Une ex-Miss France crie sa colère après la mise en examen d'animateurs du centre de loisirs de ses filles

Publié par Julien Pinardi
le 25/07/2026
Alexandra Rosenfeld
abacapress
© Domine Jerome/ABACA
Le Pays basque est secoué par la mise en examen de deux animateurs d'un centre de loisirs à Biarritz, suscitant la profonde indignation d'Alexandra Rosenfeld dont les filles ont fréquenté l'établissement.

Installée sur la côte basque avec Hugo Clément, l'ancienne reine de beauté s'est retrouvée confrontée à une actualité judiciaire très lourde touchant sa propre famille. Les récentes révélations concernant le centre d'accueil Mouriscot ont provoqué une onde de choc dans toute la région, poussant la mère de famille à exprimer son effroi publiquement.

Le séisme judiciaire de Mouriscot

Le 23 juillet 2026, deux employés municipaux du centre aéré de Biarritz, âgés de 21 et 36 ans, ont été mis en examen. Les faits reprochés sont particulièrement graves. Ils sont poursuivis l'un pour "Agression sexuelle sur un enfant de quatre ans", l'autre de corruption de mineur sur ce même enfant, précise Public après les révélations de Sud-Ouest..

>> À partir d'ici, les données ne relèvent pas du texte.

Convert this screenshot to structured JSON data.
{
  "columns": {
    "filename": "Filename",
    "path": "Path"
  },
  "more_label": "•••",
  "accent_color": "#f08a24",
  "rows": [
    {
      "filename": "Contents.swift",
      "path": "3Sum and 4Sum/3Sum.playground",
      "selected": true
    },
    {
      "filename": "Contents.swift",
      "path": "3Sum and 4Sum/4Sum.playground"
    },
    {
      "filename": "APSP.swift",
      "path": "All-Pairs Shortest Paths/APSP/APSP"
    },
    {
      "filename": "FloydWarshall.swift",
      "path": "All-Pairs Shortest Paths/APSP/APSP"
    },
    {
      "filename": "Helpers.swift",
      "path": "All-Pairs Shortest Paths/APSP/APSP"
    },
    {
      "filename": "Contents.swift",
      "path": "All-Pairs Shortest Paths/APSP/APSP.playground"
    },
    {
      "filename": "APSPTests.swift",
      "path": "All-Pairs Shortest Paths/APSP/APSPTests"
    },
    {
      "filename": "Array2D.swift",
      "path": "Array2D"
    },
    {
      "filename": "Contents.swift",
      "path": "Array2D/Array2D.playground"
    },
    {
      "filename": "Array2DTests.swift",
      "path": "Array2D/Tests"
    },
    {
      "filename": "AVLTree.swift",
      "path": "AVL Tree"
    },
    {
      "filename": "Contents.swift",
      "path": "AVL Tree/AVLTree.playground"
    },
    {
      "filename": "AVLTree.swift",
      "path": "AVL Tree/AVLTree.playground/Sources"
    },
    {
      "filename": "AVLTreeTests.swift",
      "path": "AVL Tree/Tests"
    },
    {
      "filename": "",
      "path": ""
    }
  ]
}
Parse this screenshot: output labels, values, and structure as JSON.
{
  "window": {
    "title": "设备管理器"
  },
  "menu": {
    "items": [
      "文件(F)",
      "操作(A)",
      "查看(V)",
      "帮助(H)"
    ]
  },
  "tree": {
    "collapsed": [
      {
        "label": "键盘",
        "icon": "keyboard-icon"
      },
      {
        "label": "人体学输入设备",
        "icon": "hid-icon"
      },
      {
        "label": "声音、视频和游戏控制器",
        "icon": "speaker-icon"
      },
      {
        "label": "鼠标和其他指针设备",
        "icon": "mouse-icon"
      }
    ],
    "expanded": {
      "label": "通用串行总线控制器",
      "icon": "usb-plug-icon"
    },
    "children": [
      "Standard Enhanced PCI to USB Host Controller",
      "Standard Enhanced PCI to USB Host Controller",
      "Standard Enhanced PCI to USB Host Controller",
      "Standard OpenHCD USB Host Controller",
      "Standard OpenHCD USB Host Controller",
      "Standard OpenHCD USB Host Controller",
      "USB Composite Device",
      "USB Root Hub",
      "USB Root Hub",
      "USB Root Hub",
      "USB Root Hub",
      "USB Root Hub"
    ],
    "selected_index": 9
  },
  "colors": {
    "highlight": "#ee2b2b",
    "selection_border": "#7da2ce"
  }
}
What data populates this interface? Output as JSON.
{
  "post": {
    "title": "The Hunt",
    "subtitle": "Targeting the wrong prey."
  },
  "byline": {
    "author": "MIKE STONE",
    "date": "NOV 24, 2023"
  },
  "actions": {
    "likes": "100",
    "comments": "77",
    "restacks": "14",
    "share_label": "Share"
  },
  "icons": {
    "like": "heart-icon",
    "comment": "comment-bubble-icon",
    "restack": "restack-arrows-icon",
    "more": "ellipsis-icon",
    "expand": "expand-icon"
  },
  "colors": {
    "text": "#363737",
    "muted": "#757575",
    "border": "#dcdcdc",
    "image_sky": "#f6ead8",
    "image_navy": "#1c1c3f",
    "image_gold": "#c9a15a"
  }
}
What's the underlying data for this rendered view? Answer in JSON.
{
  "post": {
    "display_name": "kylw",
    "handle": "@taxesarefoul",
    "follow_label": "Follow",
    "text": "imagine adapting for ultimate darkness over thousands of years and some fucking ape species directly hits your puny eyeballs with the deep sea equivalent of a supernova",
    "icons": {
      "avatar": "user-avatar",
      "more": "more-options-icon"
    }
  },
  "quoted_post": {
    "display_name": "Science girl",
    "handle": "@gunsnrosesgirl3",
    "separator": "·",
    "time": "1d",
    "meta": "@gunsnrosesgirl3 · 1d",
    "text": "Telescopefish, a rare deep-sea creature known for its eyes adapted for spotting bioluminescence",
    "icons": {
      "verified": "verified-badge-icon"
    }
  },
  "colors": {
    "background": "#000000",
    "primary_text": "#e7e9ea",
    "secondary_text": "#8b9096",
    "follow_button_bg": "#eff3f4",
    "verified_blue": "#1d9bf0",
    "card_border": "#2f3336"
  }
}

L'enquête en cours s'annonce vaste. Les autorités examinent des agissements présumés qui s'étaleraient du 1er juillet 2025 au 16 juillet 2026, signalées par quatre plaintes de parents d'élèves. Seize enfants pourraient être concernés par cette instruction judiciaire. Le contraste est d'autant plus saisissant que le centre Mouriscot, niché près d'un lac très prisé, représentait jusqu'ici un cadre idyllique pour les familles locales.

La vive indignation d'Alexandra Rosenfeld

En découvrant que ses filles, Ava et Jim, avaient côtoyé les suspects, l'ancienne Miss France a exprimé sa stupeur sur ses réseaux sociaux. "J'ai deux filles. Les deux sont allées dans les établissements dans lesquels, aujourd'hui, on parle de pédophilie", a-t-elle confié dans une story Instagram relayée par nos confrères.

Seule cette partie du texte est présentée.